After that, each student gave a short self-introduction and described their various research topics. I was really impressed with the wide variety of fields and research topics that my fellow students were studying. In my self-introduction, I focused on how the Great Kanto Earthquake of 2011 had drastically changed my way of thinking up until that point.

Originally I was I majoring in Japanese language education at the Mongolian National University of Education. During my 3rd undergraduate year, one year after the disastrous events of 3/11, I visited Japan through a program that brought foreign students to the affected areas in an effort to strengthen international support for disaster relief.

As someone who comes from a seismically stable inland country, that was the first time I realized how severe and unpredictable natural disasters could be. I told the First Lady that I was very moved to see how courageously the disaster victims were working to rebuild their communities and that was the experience that made me decide to study full time in Japan in the future.


kokuhi5.jpgAfter our self-introductions, we tried our hand at making sushi under the supervision of a chef from a world famous Ginza sushi restaurant. It was the first time for all of us to make sushi ourselves, so we all tried our hardest to make each piece as well as we could.

Since sushi is normally made by laying a piece of fish on top of rice, I had assumed that the taste of sushi comes down mostly to the type and quality of the fish used, but the chef explained that the rice, especially how it is cooked and seasoned, is an equally if not more important contributor to the final product. Although I have been in Japan for almost 3 years, I don’t often have the opportunity to eat sushi, so I never really paid attention to the different flavors of sushi. But thanks to this sushi-making experience, I feel like in the future I would like to learn more about the flavors of sushi and be able to describe them more fully to my fellow Mongolians.
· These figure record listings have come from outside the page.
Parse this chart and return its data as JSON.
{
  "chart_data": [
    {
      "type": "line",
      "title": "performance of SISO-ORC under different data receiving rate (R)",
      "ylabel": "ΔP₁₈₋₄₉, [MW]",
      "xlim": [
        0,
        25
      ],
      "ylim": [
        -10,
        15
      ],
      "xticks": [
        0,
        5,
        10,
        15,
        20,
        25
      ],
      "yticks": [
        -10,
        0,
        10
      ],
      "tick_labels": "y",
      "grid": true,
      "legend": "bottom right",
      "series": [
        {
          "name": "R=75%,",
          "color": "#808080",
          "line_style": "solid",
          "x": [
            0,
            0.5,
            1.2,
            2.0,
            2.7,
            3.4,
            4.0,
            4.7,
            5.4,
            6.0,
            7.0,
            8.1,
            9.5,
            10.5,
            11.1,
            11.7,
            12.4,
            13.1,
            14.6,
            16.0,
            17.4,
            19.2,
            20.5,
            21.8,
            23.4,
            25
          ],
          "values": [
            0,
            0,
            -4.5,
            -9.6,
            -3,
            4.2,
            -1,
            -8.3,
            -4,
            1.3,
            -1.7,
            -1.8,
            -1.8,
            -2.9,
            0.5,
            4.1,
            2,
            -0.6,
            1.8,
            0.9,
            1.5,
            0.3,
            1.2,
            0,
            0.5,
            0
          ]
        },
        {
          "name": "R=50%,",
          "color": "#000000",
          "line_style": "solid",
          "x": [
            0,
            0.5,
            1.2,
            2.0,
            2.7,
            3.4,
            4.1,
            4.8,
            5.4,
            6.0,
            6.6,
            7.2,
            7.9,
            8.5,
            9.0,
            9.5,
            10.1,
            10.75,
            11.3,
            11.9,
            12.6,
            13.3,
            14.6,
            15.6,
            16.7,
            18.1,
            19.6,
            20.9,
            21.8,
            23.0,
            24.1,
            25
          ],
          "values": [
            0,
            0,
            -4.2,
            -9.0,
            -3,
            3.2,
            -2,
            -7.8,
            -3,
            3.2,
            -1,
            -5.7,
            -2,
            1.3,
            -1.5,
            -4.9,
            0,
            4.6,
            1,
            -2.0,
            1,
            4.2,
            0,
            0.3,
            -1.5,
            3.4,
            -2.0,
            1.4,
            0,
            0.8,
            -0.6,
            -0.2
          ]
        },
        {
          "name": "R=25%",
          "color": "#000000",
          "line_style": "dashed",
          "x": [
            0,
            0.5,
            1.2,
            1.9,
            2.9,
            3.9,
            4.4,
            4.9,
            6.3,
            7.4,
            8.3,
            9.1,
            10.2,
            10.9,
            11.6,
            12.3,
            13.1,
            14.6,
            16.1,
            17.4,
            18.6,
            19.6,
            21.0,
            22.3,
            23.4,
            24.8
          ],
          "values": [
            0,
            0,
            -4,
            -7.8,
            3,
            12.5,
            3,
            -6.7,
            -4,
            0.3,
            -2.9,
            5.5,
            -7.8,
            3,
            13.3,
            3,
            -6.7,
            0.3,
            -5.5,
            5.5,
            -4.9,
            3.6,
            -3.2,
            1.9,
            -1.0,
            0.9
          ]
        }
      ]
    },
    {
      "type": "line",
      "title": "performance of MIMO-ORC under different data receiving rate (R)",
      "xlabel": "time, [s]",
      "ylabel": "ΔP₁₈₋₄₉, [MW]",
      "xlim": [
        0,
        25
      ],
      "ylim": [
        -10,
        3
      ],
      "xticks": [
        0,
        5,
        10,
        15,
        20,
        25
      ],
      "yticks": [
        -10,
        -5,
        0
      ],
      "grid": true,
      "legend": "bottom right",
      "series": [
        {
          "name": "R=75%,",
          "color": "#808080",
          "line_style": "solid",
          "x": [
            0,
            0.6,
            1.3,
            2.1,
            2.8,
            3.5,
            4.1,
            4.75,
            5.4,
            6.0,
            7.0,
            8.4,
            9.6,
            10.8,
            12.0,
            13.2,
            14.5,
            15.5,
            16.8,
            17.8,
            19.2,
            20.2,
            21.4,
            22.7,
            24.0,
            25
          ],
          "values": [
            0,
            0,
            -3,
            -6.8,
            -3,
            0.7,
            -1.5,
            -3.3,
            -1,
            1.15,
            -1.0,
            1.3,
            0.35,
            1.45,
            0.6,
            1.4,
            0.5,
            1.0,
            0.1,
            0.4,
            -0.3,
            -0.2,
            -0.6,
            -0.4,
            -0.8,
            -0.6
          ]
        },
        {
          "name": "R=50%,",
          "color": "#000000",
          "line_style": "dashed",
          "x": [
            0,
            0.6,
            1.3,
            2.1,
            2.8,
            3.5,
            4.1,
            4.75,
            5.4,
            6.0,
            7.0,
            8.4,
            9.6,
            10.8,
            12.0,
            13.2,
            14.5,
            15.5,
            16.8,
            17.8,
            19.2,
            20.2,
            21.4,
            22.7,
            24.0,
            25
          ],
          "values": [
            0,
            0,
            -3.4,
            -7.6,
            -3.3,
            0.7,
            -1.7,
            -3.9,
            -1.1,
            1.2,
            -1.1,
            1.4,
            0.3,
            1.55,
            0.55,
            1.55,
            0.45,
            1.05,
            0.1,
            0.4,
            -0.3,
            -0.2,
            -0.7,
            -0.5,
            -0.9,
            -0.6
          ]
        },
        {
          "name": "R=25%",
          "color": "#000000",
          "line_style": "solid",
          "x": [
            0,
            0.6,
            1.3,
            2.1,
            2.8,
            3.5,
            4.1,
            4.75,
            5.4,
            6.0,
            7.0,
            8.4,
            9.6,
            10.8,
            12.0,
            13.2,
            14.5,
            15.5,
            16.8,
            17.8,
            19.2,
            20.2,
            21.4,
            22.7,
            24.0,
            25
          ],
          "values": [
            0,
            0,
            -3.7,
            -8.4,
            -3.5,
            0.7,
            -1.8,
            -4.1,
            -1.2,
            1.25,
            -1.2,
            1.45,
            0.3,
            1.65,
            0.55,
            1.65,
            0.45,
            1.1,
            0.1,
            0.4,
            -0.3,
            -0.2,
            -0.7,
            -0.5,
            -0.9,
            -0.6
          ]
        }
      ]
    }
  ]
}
After eating our self-made sushi, we received a tour of the Prime Minister’s residence. As we walked through the various rooms of the manor, it became obvious how sturdily built it the complex was. Mrs. Abe’s secretary explained about how some of the events surrounding the “Feb. 26th Incident” happened right in the Prime Minister’s residence, and showed us some of the historical remnants from that time. “The Feb. 26th Incident” refers to an attempted coup d’etat held from February 26th to February 29th, 1936 when a group of young army officers influenced by the radical “Kodo” army faction lead a group of 1483 soldiers in revolt against the government.


We were also shown a room that contained a number of rare ornaments and artifacts that had be sent to Mr. and Mrs. Abe as gifts from various parts of the globe: a veritable trove of cultural treasures from all over the world! Among the objects on display, I even saw a bow and arrow that had been given by the President of Mongolia himself. A very curious room indeed!

After the tour, the day’s events were brought to a close. Thanks to the warm words of Mrs. Abe, the support of the MEXT directors, and the opportunity given by Waseda University, I was able to experience a day that I shall not soon forget.

During my time as a student here in Japan, there have been times when nothing seems to be going well, but there are also days where I feel like I’ve learned and accomplished a lot. This day was certainly one of the high points of my student career here in Japan, and one which reminded me of all the people and institutions supporting my studies here. Exchanging comments and opinions in Japanese with students from so many different countries made me very excited to continue in the future to foster friendly international relations even beyond the borders of Japan and to make the most of my time here in Japan learning about and appreciating different cultures.